Com a morte do ministro, ocorreu um equívoco e os autos foram arquivados em abril de 2017, até que, em janeiro de 2018, ao se dar conta do erro, a procuradora-geral da República, Raquel Dodge, pediu para que a reclamação continuasse em tramitação e fosse para as mãos do ministro Alexandre de Moraes, que herdou os processos de Zavascki, morto em um acidente aéreo em janeiro de 2017.
Em novembro de 2018, Moraes estendeu os efeitos da liminar concedida aos cinco militares acusados de envolvimento na morte de Rubens Paiva ao médico Ricardo Agnese Fayad, general reformado do Exército, denunciado pelo crime de lesão corporal qualificada cometido durante a ditadura militar contra Espedito de Freitas, membro da organização política denominada Vanguarda Popular Revolucionária (VPR).
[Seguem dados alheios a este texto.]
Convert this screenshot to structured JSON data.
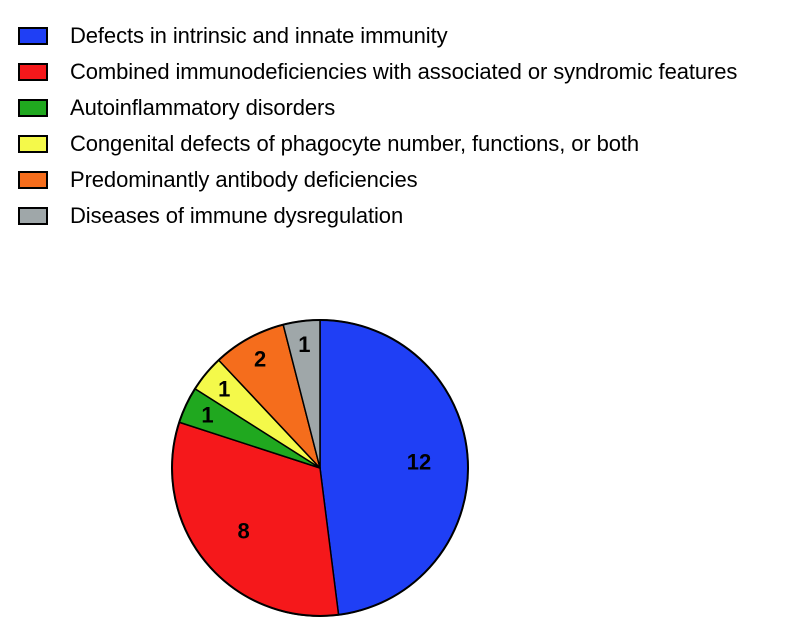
{
  "chart_data": {
    "type": "pie",
    "start_angle_deg": 0,
    "direction": "clockwise",
    "series": [
      {
        "name": "Defects in intrinsic and innate immunity",
        "value": 12,
        "color": "#1f3ff5"
      },
      {
        "name": "Combined immunodeficiencies with associated or syndromic features",
        "value": 8,
        "color": "#f5181b"
      },
      {
        "name": "Autoinflammatory disorders",
        "value": 1,
        "color": "#20a81f"
      },
      {
        "name": "Congenital defects of phagocyte number, functions, or both",
        "value": 1,
        "color": "#f4f94a"
      },
      {
        "name": "Predominantly antibody deficiencies",
        "value": 2,
        "color": "#f56d1c"
      },
      {
        "name": "Diseases of immune dysregulation",
        "value": 1,
        "color": "#9fa7a9"
      }
    ],
    "legend_position": "top-left",
    "data_labels": true
  }
}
O ministro suspendeu o trâmite do processo em curso na 8ª Vara Federal do Rio de Janeiro contra o médico.
Caso reaberto
Em abril de 2024, o Conselho Nacional dos Direitos Humanos, vinculado ao Ministério dos Direitos Humanos, reabriu, em âmbito interno, o processo referente ao assassinato de Rubens Paiva. A decisão, por seis votos a favor e uma abstenção, tem caráter sobretudo simbólico e de reparação da memória. As informações são do jornal O Globo.